(Editor's note: If the success of a technology or product depends on "interoperability," standards do matter. Still, standardization processes, if not done right, can stifle innovation. When to start the standardization process (or not) often feels more like an art than a science. What's your own experience? Join the conversation.)
Do industry standards still matter? With so many standards and so many standards bodies, where's the value? These questions are often asked in today's business world.
There often comes a point in the development of an industry when the ecosystem that has sprung up around it grows sprawling and unruly. At this stage, "standards compliant" might mean nothing more than a given product's ability to operate with others from the same vendor. It might seem as though standards--and the investment and confusion that they entail--are strangling, rather than supporting, innovation and market growth.
It's at precisely this stage, however, that building consensus around standards can trigger the industry's next surge.
Consider the example of environmental standards in information technology, where pressure has increased to improve energy efficiency and reduce the environmental footprint of equipment and practices. There is certainly no shortage of standards and regulations designed to "green" IT--and that's the problem. Different standards and regulations have been adopted in different technology areas and countries, and the burden to tailor products for each of the varied environments is suffocating development. In commodity markets, with very thin profit margins, any nickel or dime added to the cost of readying a product for the marketplace greatly affects that product's competitiveness.

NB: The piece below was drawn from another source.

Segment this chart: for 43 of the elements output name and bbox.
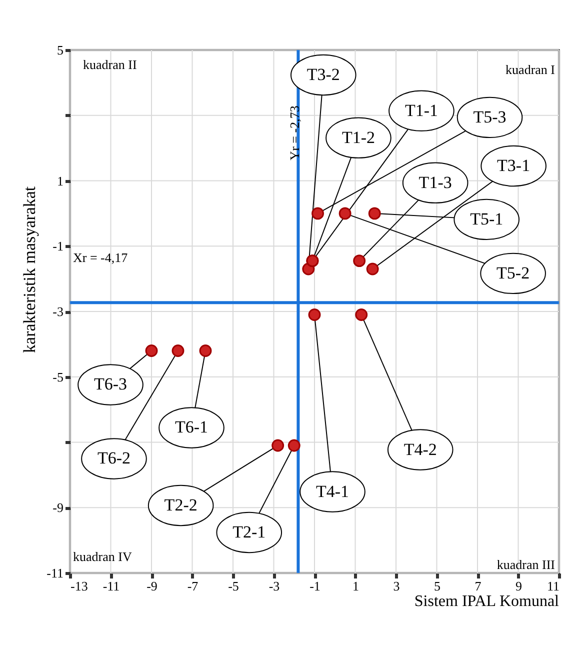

Indeed, today the postproduction costs to recertify a technology for standards and regulatory compliance from country to country or region to region are hindering the drive toward a greener IT industry. Consolidation of the many disparate environmental standards into a set of common standards that is recognized globally would reduce the cost of certification, resulting in more competitive products and more capital to invest in addressing environmental issues.
It's a dynamic that is part of a growing industry's natural life cycle; indeed, health care might be entering this stage now. And, certainly, overarching standards adopted across utility jurisdictions will be a key requirement in the advancement of the smart grid, for which many of the enabling technologies already exist.